Des enjeux environnementaux
Selon la Commission internationale pour la protection des Alpes (CIPRA), lorsque la neige artificielle fond, elle peut contaminer les eaux souterraines, provoquer de l’érosion, causer un engorgement du sol et occasionner des glissements de terrain.
Darren Donnelly, qui a complété son cours de sécurité en avalanches, affirme que sur les pistes, cette neige peut aussi en générer davantage. Ce phénomène est normalement causé par le mouvement des personnes qui descendent les pistes et les différentes couches de neige qui se forment les unes sur les autres. « Après ça, si la couche en dessous craque, tout ce qui est au-dessus va commencer à glisser et devenir une grosse avalanche », explique-t-il. Puisque la neige artificielle se transforme en glace dense plus rapidement, les avalanches sont plus récurrentes et plus importantes, ajoute-t-il.

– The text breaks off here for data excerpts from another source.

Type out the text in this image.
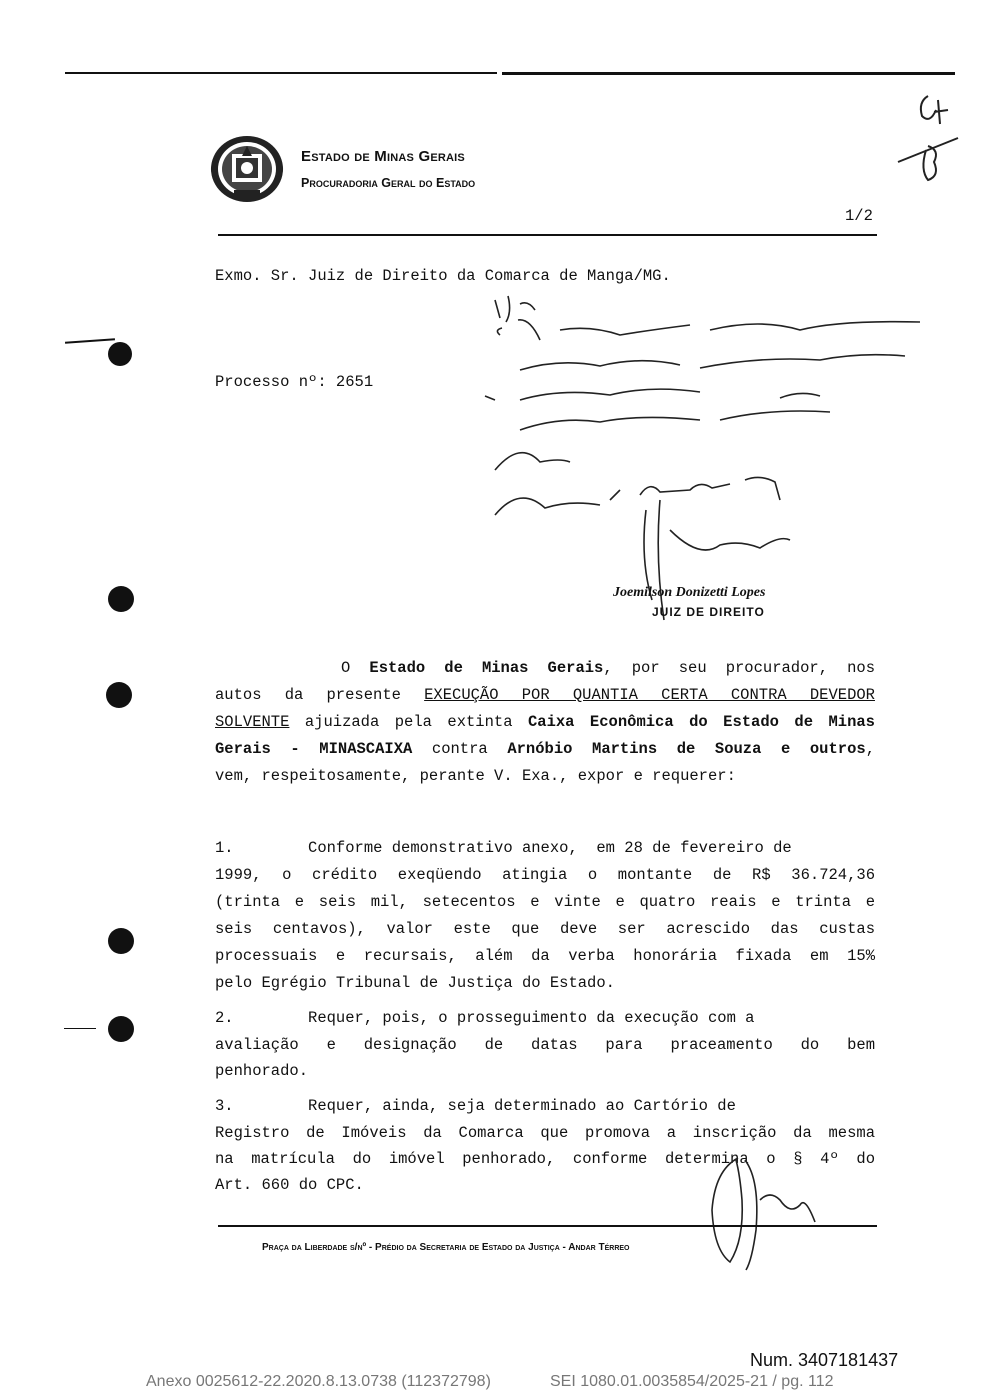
Estado de Minas Gerais
Procuradoria Geral do Estado
1/2
Exmo. Sr. Juiz de Direito da Comarca de Manga/MG.
Processo nº: 2651
Joemilson Donizetti Lopes
JUIZ DE DIREITO
O Estado de Minas Gerais, por seu procurador, nos
autos da presente EXECUÇÃO POR QUANTIA CERTA CONTRA DEVEDOR
SOLVENTE ajuizada pela extinta Caixa Econômica do Estado de Minas
Gerais - MINASCAIXA contra Arnóbio Martins de Souza e outros,
vem, respeitosamente, perante V. Exa., expor e requerer:
1.        Conforme demonstrativo anexo,  em 28 de fevereiro de
1999, o crédito exeqüendo atingia o montante de R$ 36.724,36
(trinta e seis mil, setecentos e vinte e quatro reais e trinta e
seis centavos), valor este que deve ser acrescido das custas
processuais e recursais, além da verba honorária fixada em 15%
pelo Egrégio Tribunal de Justiça do Estado.
2.        Requer, pois, o prosseguimento da execução com a
avaliação e designação de datas para praceamento do bem
penhorado.
3.        Requer, ainda, seja determinado ao Cartório de
Registro de Imóveis da Comarca que promova a inscrição da mesma
na matrícula do imóvel penhorado, conforme determina o § 4º do
Art. 660 do CPC.
Praça da Liberdade s/nº - Prédio da Secretaria de Estado da Justiça - Andar Térreo
Num. 3407181437
Anexo 0025612-22.2020.8.13.0738 (112372798)	SEI 1080.01.0035854/2025-21 / pg. 112
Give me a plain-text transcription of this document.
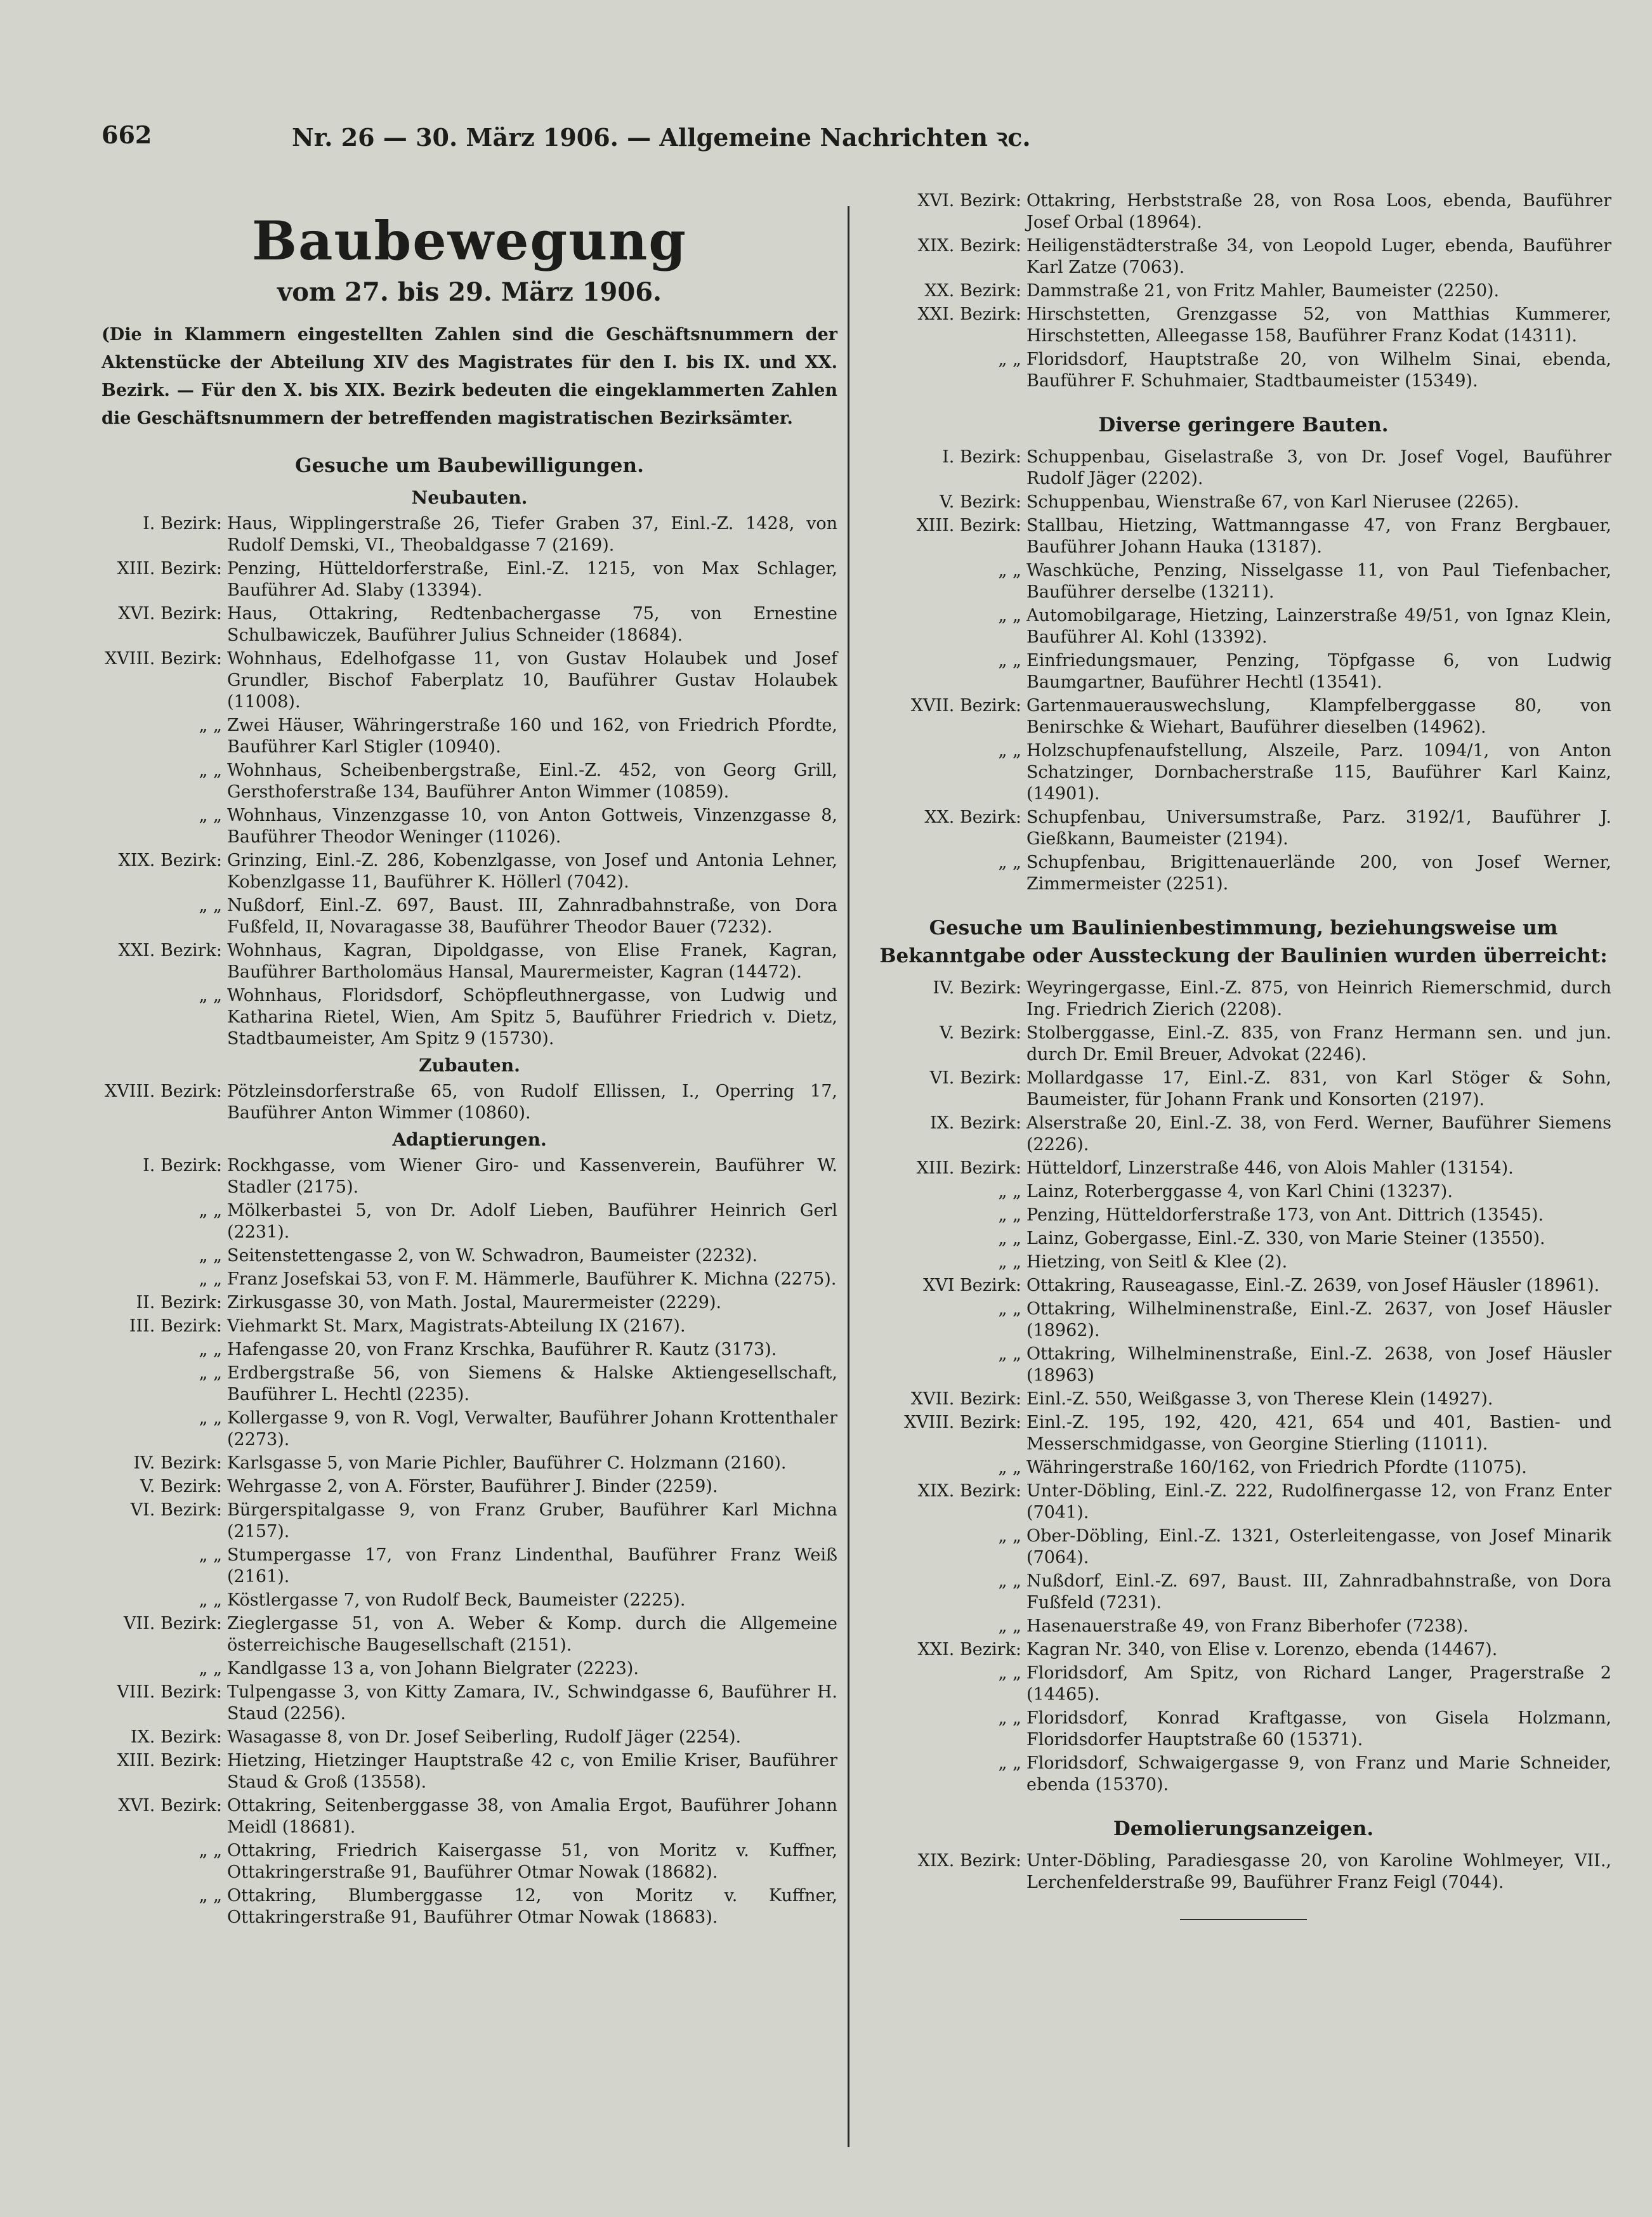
662	Nr. 26 — 30. März 1906. — Allgemeine Nachrichten ꝛc.
Baubewegung
vom 27. bis 29. März 1906.
(Die in Klammern eingestellten Zahlen sind die Geschäftsnummern der Aktenstücke der Abteilung XIV des Magistrates für den I. bis IX. und XX. Bezirk. — Für den X. bis XIX. Bezirk bedeuten die eingeklammerten Zahlen die Geschäftsnummern der betreffenden magistratischen Bezirksämter.
Gesuche um Baubewilligungen.
Neubauten.
I. Bezirk: Haus, Wipplingerstraße 26, Tiefer Graben 37, Einl.-Z. 1428, von Rudolf Demski, VI., Theobaldgasse 7 (2169).
XIII. Bezirk: Penzing, Hütteldorferstraße, Einl.-Z. 1215, von Max Schlager, Bauführer Ad. Slaby (13394).
XVI. Bezirk: Haus, Ottakring, Redtenbachergasse 75, von Ernestine Schulbawiczek, Bauführer Julius Schneider (18684).
XVIII. Bezirk: Wohnhaus, Edelhofgasse 11, von Gustav Holaubek und Josef Grundler, Bischof Faberplatz 10, Bauführer Gustav Holaubek (11008).
„ „ Zwei Häuser, Währingerstraße 160 und 162, von Friedrich Pfordte, Bauführer Karl Stigler (10940).
„ „ Wohnhaus, Scheibenbergstraße, Einl.-Z. 452, von Georg Grill, Gersthoferstraße 134, Bauführer Anton Wimmer (10859).
„ „ Wohnhaus, Vinzenzgasse 10, von Anton Gottweis, Vinzenzgasse 8, Bauführer Theodor Weninger (11026).
XIX. Bezirk: Grinzing, Einl.-Z. 286, Kobenzlgasse, von Josef und Antonia Lehner, Kobenzlgasse 11, Bauführer K. Höllerl (7042).
„ „ Nußdorf, Einl.-Z. 697, Baust. III, Zahnradbahnstraße, von Dora Fußfeld, II, Novaragasse 38, Bauführer Theodor Bauer (7232).
XXI. Bezirk: Wohnhaus, Kagran, Dipoldgasse, von Elise Franek, Kagran, Bauführer Bartholomäus Hansal, Maurermeister, Kagran (14472).
„ „ Wohnhaus, Floridsdorf, Schöpfleuthnergasse, von Ludwig und Katharina Rietel, Wien, Am Spitz 5, Bauführer Friedrich v. Dietz, Stadtbaumeister, Am Spitz 9 (15730).
Zubauten.
XVIII. Bezirk: Pötzleinsdorferstraße 65, von Rudolf Ellissen, I., Operring 17, Bauführer Anton Wimmer (10860).
Adaptierungen.
I. Bezirk: Rockhgasse, vom Wiener Giro- und Kassenverein, Bauführer W. Stadler (2175).
„ „ Mölkerbastei 5, von Dr. Adolf Lieben, Bauführer Heinrich Gerl (2231).
„ „ Seitenstettengasse 2, von W. Schwadron, Baumeister (2232).
„ „ Franz Josefskai 53, von F. M. Hämmerle, Bauführer K. Michna (2275).
II. Bezirk: Zirkusgasse 30, von Math. Jostal, Maurermeister (2229).
III. Bezirk: Viehmarkt St. Marx, Magistrats-Abteilung IX (2167).
„ „ Hafengasse 20, von Franz Krschka, Bauführer R. Kautz (3173).
„ „ Erdbergstraße 56, von Siemens & Halske Aktiengesellschaft, Bauführer L. Hechtl (2235).
„ „ Kollergasse 9, von R. Vogl, Verwalter, Bauführer Johann Krottenthaler (2273).
IV. Bezirk: Karlsgasse 5, von Marie Pichler, Bauführer C. Holzmann (2160).
V. Bezirk: Wehrgasse 2, von A. Förster, Bauführer J. Binder (2259).
VI. Bezirk: Bürgerspitalgasse 9, von Franz Gruber, Bauführer Karl Michna (2157).
„ „ Stumpergasse 17, von Franz Lindenthal, Bauführer Franz Weiß (2161).
„ „ Köstlergasse 7, von Rudolf Beck, Baumeister (2225).
VII. Bezirk: Zieglergasse 51, von A. Weber & Komp. durch die Allgemeine österreichische Baugesellschaft (2151).
„ „ Kandlgasse 13 a, von Johann Bielgrater (2223).
VIII. Bezirk: Tulpengasse 3, von Kitty Zamara, IV., Schwindgasse 6, Bauführer H. Staud (2256).
IX. Bezirk: Wasagasse 8, von Dr. Josef Seiberling, Rudolf Jäger (2254).
XIII. Bezirk: Hietzing, Hietzinger Hauptstraße 42 c, von Emilie Kriser, Bauführer Staud & Groß (13558).
XVI. Bezirk: Ottakring, Seitenberggasse 38, von Amalia Ergot, Bauführer Johann Meidl (18681).
„ „ Ottakring, Friedrich Kaisergasse 51, von Moritz v. Kuffner, Ottakringerstraße 91, Bauführer Otmar Nowak (18682).
„ „ Ottakring, Blumberggasse 12, von Moritz v. Kuffner, Ottakringerstraße 91, Bauführer Otmar Nowak (18683).
XVI. Bezirk: Ottakring, Herbststraße 28, von Rosa Loos, ebenda, Bauführer Josef Orbal (18964).
XIX. Bezirk: Heiligenstädterstraße 34, von Leopold Luger, ebenda, Bauführer Karl Zatze (7063).
XX. Bezirk: Dammstraße 21, von Fritz Mahler, Baumeister (2250).
XXI. Bezirk: Hirschstetten, Grenzgasse 52, von Matthias Kummerer, Hirschstetten, Alleegasse 158, Bauführer Franz Kodat (14311).
„ „ Floridsdorf, Hauptstraße 20, von Wilhelm Sinai, ebenda, Bauführer F. Schuhmaier, Stadtbaumeister (15349).
Diverse geringere Bauten.
I. Bezirk: Schuppenbau, Giselastraße 3, von Dr. Josef Vogel, Bauführer Rudolf Jäger (2202).
V. Bezirk: Schuppenbau, Wienstraße 67, von Karl Nierusee (2265).
XIII. Bezirk: Stallbau, Hietzing, Wattmanngasse 47, von Franz Bergbauer, Bauführer Johann Hauka (13187).
„ „ Waschküche, Penzing, Nisselgasse 11, von Paul Tiefenbacher, Bauführer derselbe (13211).
„ „ Automobilgarage, Hietzing, Lainzerstraße 49/51, von Ignaz Klein, Bauführer Al. Kohl (13392).
„ „ Einfriedungsmauer, Penzing, Töpfgasse 6, von Ludwig Baumgartner, Bauführer Hechtl (13541).
XVII. Bezirk: Gartenmauerauswechslung, Klampfelberggasse 80, von Benirschke & Wiehart, Bauführer dieselben (14962).
„ „ Holzschupfenaufstellung, Alszeile, Parz. 1094/1, von Anton Schatzinger, Dornbacherstraße 115, Bauführer Karl Kainz, (14901).
XX. Bezirk: Schupfenbau, Universumstraße, Parz. 3192/1, Bauführer J. Gießkann, Baumeister (2194).
„ „ Schupfenbau, Brigittenauerlände 200, von Josef Werner, Zimmermeister (2251).
Gesuche um Baulinienbestimmung, beziehungsweise um Bekanntgabe oder Aussteckung der Baulinien wurden überreicht:
IV. Bezirk: Weyringergasse, Einl.-Z. 875, von Heinrich Riemerschmid, durch Ing. Friedrich Zierich (2208).
V. Bezirk: Stolberggasse, Einl.-Z. 835, von Franz Hermann sen. und jun. durch Dr. Emil Breuer, Advokat (2246).
VI. Bezirk: Mollardgasse 17, Einl.-Z. 831, von Karl Stöger & Sohn, Baumeister, für Johann Frank und Konsorten (2197).
IX. Bezirk: Alserstraße 20, Einl.-Z. 38, von Ferd. Werner, Bauführer Siemens (2226).
XIII. Bezirk: Hütteldorf, Linzerstraße 446, von Alois Mahler (13154).
„ „ Lainz, Roterberggasse 4, von Karl Chini (13237).
„ „ Penzing, Hütteldorferstraße 173, von Ant. Dittrich (13545).
„ „ Lainz, Gobergasse, Einl.-Z. 330, von Marie Steiner (13550).
„ „ Hietzing, von Seitl & Klee (2).
XVI Bezirk: Ottakring, Rauseagasse, Einl.-Z. 2639, von Josef Häusler (18961).
„ „ Ottakring, Wilhelminenstraße, Einl.-Z. 2637, von Josef Häusler (18962).
„ „ Ottakring, Wilhelminenstraße, Einl.-Z. 2638, von Josef Häusler (18963)
XVII. Bezirk: Einl.-Z. 550, Weißgasse 3, von Therese Klein (14927).
XVIII. Bezirk: Einl.-Z. 195, 192, 420, 421, 654 und 401, Bastien- und Messerschmidgasse, von Georgine Stierling (11011).
„ „ Währingerstraße 160/162, von Friedrich Pfordte (11075).
XIX. Bezirk: Unter-Döbling, Einl.-Z. 222, Rudolfinergasse 12, von Franz Enter (7041).
„ „ Ober-Döbling, Einl.-Z. 1321, Osterleitengasse, von Josef Minarik (7064).
„ „ Nußdorf, Einl.-Z. 697, Baust. III, Zahnradbahnstraße, von Dora Fußfeld (7231).
„ „ Hasenauerstraße 49, von Franz Biberhofer (7238).
XXI. Bezirk: Kagran Nr. 340, von Elise v. Lorenzo, ebenda (14467).
„ „ Floridsdorf, Am Spitz, von Richard Langer, Pragerstraße 2 (14465).
„ „ Floridsdorf, Konrad Kraftgasse, von Gisela Holzmann, Floridsdorfer Hauptstraße 60 (15371).
„ „ Floridsdorf, Schwaigergasse 9, von Franz und Marie Schneider, ebenda (15370).
Demolierungsanzeigen.
XIX. Bezirk: Unter-Döbling, Paradiesgasse 20, von Karoline Wohlmeyer, VII., Lerchenfelderstraße 99, Bauführer Franz Feigl (7044).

« La neige artificielle, c’est un peu un cercle vicieux. Tu essaies d’avoir de la neige naturelle, mais ça limite tes chances d’en avoir un peu dans le futur [à cause des répercussions de la neige artificielle] », témoigne Jérémy Ricard. Selon lui, il est déjà possible de voir que les centres de ski ferment plus souvent une partie de leurs pistes pour pouvoir les entretenir, après de mauvaises températures. « Donc, si la météo n’est pas assez bonne et [que les centres de ski] ne sont pas capables d’avoir assez d’argent, ils vont devoir fermer », soutient Darren Donnelly.
« Dans un horizon de 10 ans, je vais me poser plus de questions, puis, dans 15, 20 ans, c’est sûr que ça va évoluer, on va toujours avoir des hivers, mais ils vont être modifiés », exprime Pierre Corbin. D’après lui, des alternatives devront être mises en place pour les sports hivernaux. Selon lui, il est possible que les citoyens et les citoyennes ne puissent plus pratiquer le patinage extérieur sur de la glace naturelle.